In distributed systems like microservices-based applications, there's an ever-present risk of partial failure. For instance, a single microservice/container can fail or might not be available to respond for a short time, or a single VM or server can crash. Since clients and services are separate processes, a service might not be able to respond in a timely way to a client's request. The service might be overloaded and responding very slowly to requests or might simply not be accessible for a short time because of network issues.

For example, consider the Order details page from the eShopOnContainers sample application. If the ordering microservice is unresponsive when the user tries to submit an order, a bad implementation of the client process (the MVC web application)—for example, if the client code were to use synchronous RPCs with no timeout—would block threads indefinitely waiting for a response. Besides creating a bad user experience, every unresponsive wait consumes or blocks a thread, and threads are extremely valuable in highly scalable applications. If there are many blocked threads, eventually the application's runtime can run out of threads. In that case, the application can become globally unresponsive instead of just partially unresponsive, as shown in Figure 8-1.

Diagram showing partial failures.

Figure 8-1. Partial failures because of dependencies that impact service thread availability

In a large microservices-based application, any partial failure can be amplified, especially if most of the internal microservices interaction is based on synchronous HTTP calls (which is considered an anti-pattern). Think about a system that receives millions of incoming calls per day. If your system has a bad design that's based on long chains of synchronous HTTP calls, these incoming calls might result in many more millions of outgoing calls (let's suppose a ratio of 1:4) to dozens of internal microservices as synchronous dependencies. This situation is shown in Figure 8-2, especially dependency #3, that starts a chain, calling dependency #4, which then calls #5.
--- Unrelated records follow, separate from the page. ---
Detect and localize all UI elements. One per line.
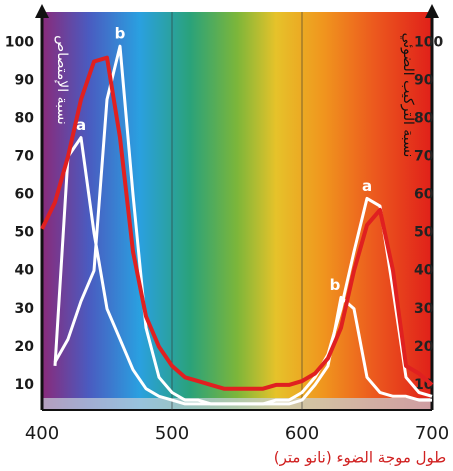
y2-tick-label: 90: [414, 72, 434, 88]
y-tick-label: 100: [5, 34, 34, 50]
y2-tick-label: 60: [414, 187, 434, 203]
y-tick-label: 20: [15, 339, 35, 355]
x-axis-title: طول موجة الضوء (نانو متر): [274, 449, 447, 467]
y-tick-label: 80: [15, 111, 35, 127]
y-axis-title: نسبة الإمتصاص: [54, 35, 70, 125]
y-tick-label: 50: [15, 225, 35, 241]
y2-axis-title: نسبة التركيب الضوئي: [400, 33, 416, 158]
y-arrow: [35, 4, 49, 18]
y2-tick-label: 70: [414, 149, 434, 165]
series-line: [40, 55, 434, 391]
curve-label: a: [76, 116, 86, 134]
y2-tick-label: 80: [414, 111, 434, 127]
x-tick-label: 500: [155, 423, 189, 444]
curve-label: b: [115, 25, 126, 43]
y2-tick-label: 100: [414, 34, 443, 50]
y-tick-label: 60: [15, 187, 35, 203]
y-tick-label: 40: [15, 263, 35, 279]
series-line: [53, 44, 432, 406]
y2-tick-label: 30: [414, 301, 434, 317]
y-tick-label: 70: [15, 149, 35, 165]
x-tick-label: 400: [25, 423, 59, 444]
y-tick-label: 30: [15, 301, 35, 317]
curve-label: a: [362, 177, 372, 195]
y2-tick-label: 20: [414, 339, 434, 355]
y2-tick-label: 40: [414, 263, 434, 279]
y2-arrow: [425, 4, 439, 18]
spectrum-background: [42, 12, 432, 410]
x-tick-label: 600: [285, 423, 319, 444]
x-tick-label: 700: [415, 423, 449, 444]
y-tick-label: 10: [15, 377, 35, 393]
curve-label: b: [330, 276, 341, 294]
y-tick-label: 90: [15, 72, 35, 88]
y2-tick-label: 50: [414, 225, 434, 241]
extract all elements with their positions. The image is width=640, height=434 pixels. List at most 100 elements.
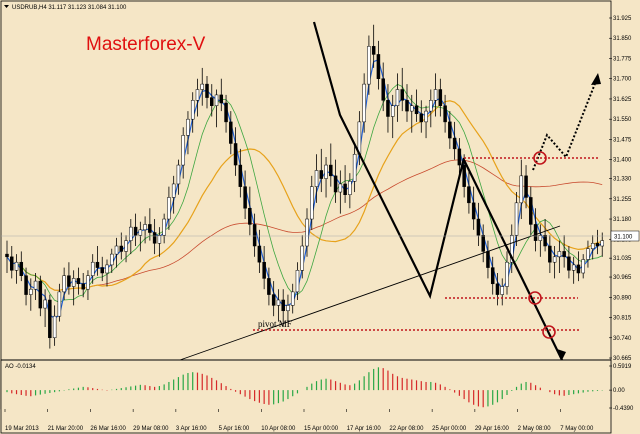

Diagram showing multiple distributed dependencies.

Figure 8-2. The impact of having an incorrect design featuring long chains of HTTP requests

Intermittent failure is guaranteed in a distributed and cloud-based system, even if every dependency itself has excellent availability. It's a fact you need to consider.

If you do not design and implement techniques to ensure fault tolerance, even small downtimes can be amplified. As an example, 50 dependencies each with 99.99% of availability would result in several hours of downtime each month because of this ripple effect. When a microservice dependency fails while handling a high volume of requests, that failure can quickly saturate all available request threads in each service and crash the whole application.

Diagram showing partial failure amplified in microservices.

Figure 8-3. Partial failure amplified by microservices with long chains of synchronous HTTP calls

To minimize this problem, in the section Asynchronous microservice integration enforce microservice's autonomy, this guide encourages you to use asynchronous communication across the internal microservices.

In addition, it's essential that you design your microservices and client applications to handle partial failures—that is, to build resilient microservices and client applications.